The plot unfolded around the vivid image of spoilt juice. King confessed that an “original novel” centred on “a girl in conversation with a gardening philosopher” had not yet been named Bad Fruit before her Faber Academy tutor, Sarah May, had asked her to write about the girl’s home life. The spoiled juice scene soon “pivoted the focus” of the plot as it became “emblematic” of the struggle to break free from generational trauma.


The novel felt claustrophobic and unrelenting from the start, but never too dense to consume. The light-hearted nature of particular sections created a sense of relief often difficult to find in the thriller genre. Whilst domestic abuse was a prominent theme, it was never depicted through reference to any graphic details. By her own admission, King wrestled with these stylistic choices throughout the course of writing Bad Fruit. She explained that “as someone who’s worked with survivors of domestic abuse, it was so important to be faithful to the reality of trauma, so Bad Fruit was never going to be an easy read.” Nevertheless, she was careful not to “traumatise readers or sensationalise violence.” In the end, it was decided that “a handful of details was enough to signal trauma.” These signposts could be as understated as sounds, movements or thoughts. Silence, in particular, “often pays most respect to the reality of trauma.”


With regard to historical traumatic experiences shared by particular communities, it is often argued that mutual acknowledgement of these traumatic events can ease the treatment process. The three siblings have earnest moments of recognition between one another that could ease their recovery.
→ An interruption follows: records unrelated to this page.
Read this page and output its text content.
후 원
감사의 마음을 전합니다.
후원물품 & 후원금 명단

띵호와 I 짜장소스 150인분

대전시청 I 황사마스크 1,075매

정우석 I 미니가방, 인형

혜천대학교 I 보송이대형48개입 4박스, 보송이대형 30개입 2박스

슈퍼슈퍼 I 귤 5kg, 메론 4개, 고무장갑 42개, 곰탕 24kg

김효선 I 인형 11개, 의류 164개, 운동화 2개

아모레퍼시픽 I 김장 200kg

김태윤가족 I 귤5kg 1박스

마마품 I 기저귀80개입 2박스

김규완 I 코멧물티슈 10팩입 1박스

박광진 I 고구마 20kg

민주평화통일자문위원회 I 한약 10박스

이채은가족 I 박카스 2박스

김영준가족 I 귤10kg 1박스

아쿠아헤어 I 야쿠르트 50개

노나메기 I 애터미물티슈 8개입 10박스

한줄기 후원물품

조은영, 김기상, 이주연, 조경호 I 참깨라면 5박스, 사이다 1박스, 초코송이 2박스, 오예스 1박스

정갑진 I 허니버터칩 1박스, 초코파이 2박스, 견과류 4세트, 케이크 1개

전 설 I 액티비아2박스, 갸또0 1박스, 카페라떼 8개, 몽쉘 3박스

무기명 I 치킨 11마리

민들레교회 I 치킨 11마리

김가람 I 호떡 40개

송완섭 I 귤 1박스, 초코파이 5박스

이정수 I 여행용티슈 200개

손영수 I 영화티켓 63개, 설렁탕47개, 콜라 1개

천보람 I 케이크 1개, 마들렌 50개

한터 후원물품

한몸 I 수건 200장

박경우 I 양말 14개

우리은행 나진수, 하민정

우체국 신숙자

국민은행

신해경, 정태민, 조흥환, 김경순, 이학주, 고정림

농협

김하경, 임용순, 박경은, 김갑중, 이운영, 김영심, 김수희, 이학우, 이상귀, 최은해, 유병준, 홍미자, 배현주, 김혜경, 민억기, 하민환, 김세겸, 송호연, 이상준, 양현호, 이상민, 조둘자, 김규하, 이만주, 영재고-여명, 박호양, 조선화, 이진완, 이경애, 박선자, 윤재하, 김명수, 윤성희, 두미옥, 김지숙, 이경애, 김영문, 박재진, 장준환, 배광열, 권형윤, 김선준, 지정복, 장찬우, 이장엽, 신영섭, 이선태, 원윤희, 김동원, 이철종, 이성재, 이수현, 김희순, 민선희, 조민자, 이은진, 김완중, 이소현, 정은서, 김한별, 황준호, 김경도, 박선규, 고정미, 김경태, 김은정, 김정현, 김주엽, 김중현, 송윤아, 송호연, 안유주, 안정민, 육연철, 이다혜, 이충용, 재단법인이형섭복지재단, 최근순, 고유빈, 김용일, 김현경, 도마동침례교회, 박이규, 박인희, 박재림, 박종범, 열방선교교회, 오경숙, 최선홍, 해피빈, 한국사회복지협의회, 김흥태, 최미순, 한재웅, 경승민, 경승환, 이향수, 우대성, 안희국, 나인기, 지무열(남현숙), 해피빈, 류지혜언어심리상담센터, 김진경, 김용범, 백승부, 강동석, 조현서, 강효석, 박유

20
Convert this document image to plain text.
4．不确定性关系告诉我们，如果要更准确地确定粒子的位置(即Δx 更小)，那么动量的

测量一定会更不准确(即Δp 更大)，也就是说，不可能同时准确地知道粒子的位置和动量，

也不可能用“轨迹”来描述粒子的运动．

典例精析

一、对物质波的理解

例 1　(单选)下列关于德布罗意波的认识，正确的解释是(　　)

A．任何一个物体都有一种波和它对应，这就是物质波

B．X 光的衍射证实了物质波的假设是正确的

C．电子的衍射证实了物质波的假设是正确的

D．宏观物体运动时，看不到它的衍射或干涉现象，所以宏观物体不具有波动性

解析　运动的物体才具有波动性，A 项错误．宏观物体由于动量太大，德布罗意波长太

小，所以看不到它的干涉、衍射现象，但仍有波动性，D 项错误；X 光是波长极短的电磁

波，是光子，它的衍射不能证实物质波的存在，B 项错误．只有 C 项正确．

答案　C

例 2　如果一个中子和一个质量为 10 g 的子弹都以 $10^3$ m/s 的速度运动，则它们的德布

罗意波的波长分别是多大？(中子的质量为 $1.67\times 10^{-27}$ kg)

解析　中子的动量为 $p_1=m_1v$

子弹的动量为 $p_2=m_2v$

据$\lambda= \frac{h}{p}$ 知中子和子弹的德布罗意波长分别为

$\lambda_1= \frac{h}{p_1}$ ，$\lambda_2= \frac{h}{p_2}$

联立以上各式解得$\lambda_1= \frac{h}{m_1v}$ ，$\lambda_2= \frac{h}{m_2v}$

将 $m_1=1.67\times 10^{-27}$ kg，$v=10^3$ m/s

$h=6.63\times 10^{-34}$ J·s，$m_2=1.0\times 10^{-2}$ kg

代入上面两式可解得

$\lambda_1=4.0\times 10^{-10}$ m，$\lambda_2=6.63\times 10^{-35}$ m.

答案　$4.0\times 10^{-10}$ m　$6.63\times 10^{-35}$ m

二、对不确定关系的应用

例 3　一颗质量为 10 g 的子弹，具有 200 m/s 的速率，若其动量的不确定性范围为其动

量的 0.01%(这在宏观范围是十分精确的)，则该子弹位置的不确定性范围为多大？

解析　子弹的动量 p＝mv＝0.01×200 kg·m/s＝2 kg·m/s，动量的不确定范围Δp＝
King agreed with this rhetoric, adding that “truth, even the smallest seed of it, is always the beginning of healing.” When writing Bad Fruit, she was inspired by a line from the British psychotherapist Julia Samuel who said that “unprocessed trauma from one generation goes down each generation until someone is prepared to feel the pain.” In the novel, Lily is ultimately the person willing to “confront her family’s darkness,” but to do that she must piece her own history together from her siblings.

Towards the end of the novel, it becomes clear that the mother is both a victim and a perpetrator, roles which are often considered mutually exclusive. This idea that the “good victim” needs to look and feel a certain way for their stories to be valid is dangerous. King points out that in a post #MeToo world, we are “just starting to comprehend the perniciousness of this idea in enabling cultures of silence, shame and abuse.” In Bad Fruit all of the characters are engaged in “cycles of harm” beyond the superficial level. Sitting on this spectrum does not excuse their actions, but it does “refute easy dichotomies of victim and perpetrator.”


King’s own experience of motherhood influenced the book in unexpected ways. The setting of Bad Fruit was the landscape of her maternity leave. She explained, “the museums, Greenwich Park, the Polar Explorer House were places I had time to become intensely familiar with.” Her own experience of motherhood also influenced the novel’s conception. In particular, she changed the race of the main character, Lily, to “reflect the particular challenges faced by multiracial children.” For King, “having a multiracial child made it suddenly urgent to contribute to a body of fiction that featured multiracial characters.”


To conclude our discussion, we turned to King’s future literary endeavours. Her current project is a feminist re-write of Vladimir Nabakov’s Lolita. In the original version, Lolita dies whilst pregnant at seventeen. In King’s revision, “Lolita is a young mother in her thirties when she reconnects with the man who’s ruined her life, and takes him on a journey of confrontation and revenge.”